Language plays an important role in Mathematical Learning. Students’ mathematical vocabulary learning is a very important part of their language development and ultimately mathematical proficiency. Unlike other languages, Mathematical language is quite different as it is abstract, universal and symbolic and thus relatively difficult to understand.

The term ‘ABSTRACT’ means, we cannot feel it with the help of five sense organs (for example we cannot see number 2 in our surroundings, environment or nature) but it can be explained in concrete fashion (for example: 2 pencils, 2 chairs etc).

The term ‘UNIVERSAL’ means the meaning in Mathematical Language does not change with the reference of time or place (for example: 2+3 = 5 was true in the past, is true in the present and will also be true in future until and unless the basic premises of Mathematics does not change. In the same way, 2+3 equals to 5 in India, 2+3 equals 5 in any other country also).
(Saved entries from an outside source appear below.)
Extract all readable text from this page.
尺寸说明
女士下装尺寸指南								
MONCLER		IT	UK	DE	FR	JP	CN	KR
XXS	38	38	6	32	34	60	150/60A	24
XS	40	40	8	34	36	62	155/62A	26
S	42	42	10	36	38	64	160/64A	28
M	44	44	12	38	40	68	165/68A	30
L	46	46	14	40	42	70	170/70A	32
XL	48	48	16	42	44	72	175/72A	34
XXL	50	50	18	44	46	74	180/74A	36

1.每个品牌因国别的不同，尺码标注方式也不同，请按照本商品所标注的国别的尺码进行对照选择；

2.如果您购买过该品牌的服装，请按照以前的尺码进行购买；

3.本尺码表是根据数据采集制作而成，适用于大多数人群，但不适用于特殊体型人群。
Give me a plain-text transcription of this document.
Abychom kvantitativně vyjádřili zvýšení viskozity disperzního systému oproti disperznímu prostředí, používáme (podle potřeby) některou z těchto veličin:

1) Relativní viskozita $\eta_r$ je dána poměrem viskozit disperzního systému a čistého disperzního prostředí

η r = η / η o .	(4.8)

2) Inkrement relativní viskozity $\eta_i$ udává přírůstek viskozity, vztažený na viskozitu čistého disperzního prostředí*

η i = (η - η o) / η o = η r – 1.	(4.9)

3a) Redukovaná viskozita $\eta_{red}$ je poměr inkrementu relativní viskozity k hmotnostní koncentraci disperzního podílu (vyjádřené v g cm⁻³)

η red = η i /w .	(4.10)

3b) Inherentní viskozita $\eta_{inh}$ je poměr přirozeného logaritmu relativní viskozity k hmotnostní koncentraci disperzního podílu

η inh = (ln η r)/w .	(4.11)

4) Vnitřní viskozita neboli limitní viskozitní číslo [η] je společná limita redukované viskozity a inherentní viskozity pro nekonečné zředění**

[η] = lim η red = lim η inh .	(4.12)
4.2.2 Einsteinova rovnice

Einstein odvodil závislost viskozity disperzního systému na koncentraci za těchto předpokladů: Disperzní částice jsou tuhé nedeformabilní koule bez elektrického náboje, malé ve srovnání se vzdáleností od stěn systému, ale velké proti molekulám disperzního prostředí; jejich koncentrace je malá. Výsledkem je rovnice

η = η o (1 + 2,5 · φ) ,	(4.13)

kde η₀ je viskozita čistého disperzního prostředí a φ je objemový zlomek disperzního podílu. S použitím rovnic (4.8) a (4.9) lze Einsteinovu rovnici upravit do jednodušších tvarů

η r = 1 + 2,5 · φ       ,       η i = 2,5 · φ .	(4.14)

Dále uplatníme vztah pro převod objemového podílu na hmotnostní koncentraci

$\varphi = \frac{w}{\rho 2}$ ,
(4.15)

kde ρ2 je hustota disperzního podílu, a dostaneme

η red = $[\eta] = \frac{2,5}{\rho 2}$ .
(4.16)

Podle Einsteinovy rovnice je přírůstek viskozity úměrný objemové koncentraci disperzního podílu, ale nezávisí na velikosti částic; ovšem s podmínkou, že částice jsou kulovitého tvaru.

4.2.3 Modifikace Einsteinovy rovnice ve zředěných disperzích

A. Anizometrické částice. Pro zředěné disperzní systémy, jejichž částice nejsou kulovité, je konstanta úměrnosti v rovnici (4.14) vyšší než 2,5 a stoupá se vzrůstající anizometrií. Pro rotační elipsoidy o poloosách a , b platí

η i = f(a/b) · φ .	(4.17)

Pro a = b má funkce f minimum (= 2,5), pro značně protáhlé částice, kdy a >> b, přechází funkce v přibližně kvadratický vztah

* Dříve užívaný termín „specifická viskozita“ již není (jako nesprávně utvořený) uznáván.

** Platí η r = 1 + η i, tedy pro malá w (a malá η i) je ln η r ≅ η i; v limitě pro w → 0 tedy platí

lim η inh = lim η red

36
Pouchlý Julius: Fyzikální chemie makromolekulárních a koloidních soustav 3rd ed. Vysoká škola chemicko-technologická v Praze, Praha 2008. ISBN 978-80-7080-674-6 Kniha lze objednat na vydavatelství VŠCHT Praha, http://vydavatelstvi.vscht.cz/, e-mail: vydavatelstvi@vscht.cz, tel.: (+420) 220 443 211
The term ‘SYMBOLIC’ means, Mathematical Language uses only symbols; Mathematical symbols (like: +, -, ≤, ≥, ×, ÷, %), letters from English Alphabet (like: x, y, z, m etc) and symbols from other languages (for example: α, Φ).

Due to the symbolic and abstract nature of mathematics, students face many problems in learning mathematics and it may generate mathematics phobia among students. The problems faced by students may be as follows:

• Mathematical meanings are more exact and precise than any other discipline. (for example: length of given line segment is 6 centimeter).

Specific terms and terminology are used to represent or explain a mathematical concept. (for example: line, line segment, ray etc).

• The same mathematical concept may vary in representation in different branches of mathematics. (for example: the concept of POINT varies in representation in 2-Dimensional Geometry and 3-Dimensional Geometry).

Different terms are used on little variation for the same concept (for example: the boundary of any closed figures made by line segments is known as PERIMETER while the boundary of the closed curved figure is known as Circumference)

• Sometimes students and teacher follow the informal way of teaching and learning (for example: they use the word ‘GOL’ for a ‘CIRCLE’).

Some concepts have many verbal representations (for example: 3:30 or half-past three).

Specific challenges with translation (for example: plain can be translated as ‘VIMAAN’ instead of ‘SAMTAL’ in the Hindi language).

• Problems related to PRONUNCIATION (for example: in Hindi language, AAYT is pronounced as AAYAT)

Some technical specific mathematical terms have homophones in daily life. (for example: In Hindi language mathematical term ‘GOLA’ has homophone in daily like GOLA that is eatable or with which someone can play).

Therefore, to strengthen the mathematical learning, it is necessary to pay attention towards learning of mathematical language.